Post by Chief Blur Buster » 17 Jan 2019, 20:29

Not all, but I've seen quite a few ultra-high-framerate "reality synchronization" videos, including these so far:

Lumipen: Mobile Dynamic Projection Mapping System Using a 3D-stacked Vision Chip

phpBB [video]


Microsoft Research 1000fps touchscreen

phpBB [video]


NVIDIA 1700Hz zero-lag display experiment

phpBB [video]


NVIDIA 16000Hz augumented reality experiment

phpBB [video]


We need extremely high framerates for synchronization between electronic image and real world. Whether augumented reality, projection mapping, or other synchronization between real images and virtual images. The simplified "Blur Busters Law" formula that I use for motion blur (from my 1000Hz Journey Artcile:

1ms persistence = 1 pixel of motion blur per 1000 pixels/sec

Can be translated to physical units:

1ms differential = 1mm of disjoint per 1000mm/sec motion

If you're slowly waving a board at 1 meter per second, a 60Hz refresh rate plus other camera sensor delays and proccessing delays = 100ms processing (like during XBox360 Kinect), you are 100mm out-of-sync -- a full decimeter (4 inches out of sync!)

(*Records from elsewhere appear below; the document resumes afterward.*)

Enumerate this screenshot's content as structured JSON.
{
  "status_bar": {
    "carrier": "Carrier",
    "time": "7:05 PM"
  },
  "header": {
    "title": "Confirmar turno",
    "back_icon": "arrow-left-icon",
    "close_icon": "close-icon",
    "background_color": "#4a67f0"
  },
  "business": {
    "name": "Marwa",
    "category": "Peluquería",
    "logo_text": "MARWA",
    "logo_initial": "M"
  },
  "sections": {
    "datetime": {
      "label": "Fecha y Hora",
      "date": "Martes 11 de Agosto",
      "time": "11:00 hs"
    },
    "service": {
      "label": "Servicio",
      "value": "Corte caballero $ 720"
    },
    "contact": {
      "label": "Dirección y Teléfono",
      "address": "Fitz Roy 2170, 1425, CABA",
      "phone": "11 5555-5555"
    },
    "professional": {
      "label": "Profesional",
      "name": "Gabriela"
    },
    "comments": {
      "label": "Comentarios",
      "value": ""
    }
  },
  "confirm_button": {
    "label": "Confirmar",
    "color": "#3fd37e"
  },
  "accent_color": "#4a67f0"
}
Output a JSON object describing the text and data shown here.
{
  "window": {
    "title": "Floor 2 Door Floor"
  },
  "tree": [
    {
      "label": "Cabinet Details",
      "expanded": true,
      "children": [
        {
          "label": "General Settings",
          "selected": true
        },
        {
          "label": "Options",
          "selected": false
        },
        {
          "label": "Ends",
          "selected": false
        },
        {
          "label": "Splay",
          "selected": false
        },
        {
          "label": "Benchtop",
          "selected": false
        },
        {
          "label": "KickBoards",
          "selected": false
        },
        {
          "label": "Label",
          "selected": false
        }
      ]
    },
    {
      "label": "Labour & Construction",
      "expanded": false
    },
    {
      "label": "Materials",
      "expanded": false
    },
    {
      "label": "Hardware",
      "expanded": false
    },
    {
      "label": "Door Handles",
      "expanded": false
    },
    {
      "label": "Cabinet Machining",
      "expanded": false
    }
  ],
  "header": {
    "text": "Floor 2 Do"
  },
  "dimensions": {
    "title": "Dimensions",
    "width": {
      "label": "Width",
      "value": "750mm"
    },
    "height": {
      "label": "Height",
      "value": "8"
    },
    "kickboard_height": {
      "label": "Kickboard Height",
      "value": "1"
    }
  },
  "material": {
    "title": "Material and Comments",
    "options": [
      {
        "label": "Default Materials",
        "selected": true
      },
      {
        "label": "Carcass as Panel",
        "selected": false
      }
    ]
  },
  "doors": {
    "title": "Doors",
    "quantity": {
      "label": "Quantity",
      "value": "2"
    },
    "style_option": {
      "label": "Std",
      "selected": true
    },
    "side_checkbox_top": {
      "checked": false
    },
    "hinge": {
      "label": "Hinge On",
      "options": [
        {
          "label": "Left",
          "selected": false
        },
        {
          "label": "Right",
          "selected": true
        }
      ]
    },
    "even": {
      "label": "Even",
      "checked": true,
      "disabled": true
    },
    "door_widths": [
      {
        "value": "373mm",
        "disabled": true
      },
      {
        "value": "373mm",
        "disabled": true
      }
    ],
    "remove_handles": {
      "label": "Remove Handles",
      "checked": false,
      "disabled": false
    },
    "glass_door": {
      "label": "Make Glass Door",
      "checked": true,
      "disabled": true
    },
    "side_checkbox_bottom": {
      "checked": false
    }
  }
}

Now, you can increase camera sensor rate to reduce processing delays, and limit it to refresh rate delay (e.g. 1000fps camera for a 60Hz display), the processing could fall to pretty much 20ms. You're still 20mm out-of-sync - about an inch.

Now, do 1000fps display *and* 1000fps camera sensor, and minimize processing delay, e.g. 2ms, then now disjoint is only 2mm.

Now -- for augumented reality, head turning can be much faster than this, e.g. creating distant objects to move at an "apparent equivalent of over 10 meters/second or 100 meters/second horizontally across your vision") -- so augumented reality can be much more challenging to synchronize than projection mapping. A workaround is simply to use mixed reality instead (e.g. display virtual copies of camera images with the augumented reality graphics overlaid) -- e.g. cameras on VR headsets. That keeps virtual sync strong, and the latency differentials mostly unnoticeable (as long as sufficiently globally low).

Interesting Blur Busters themed topic.
(If anyone know other 1000fps-tracking feats, post the videos here in this thread!)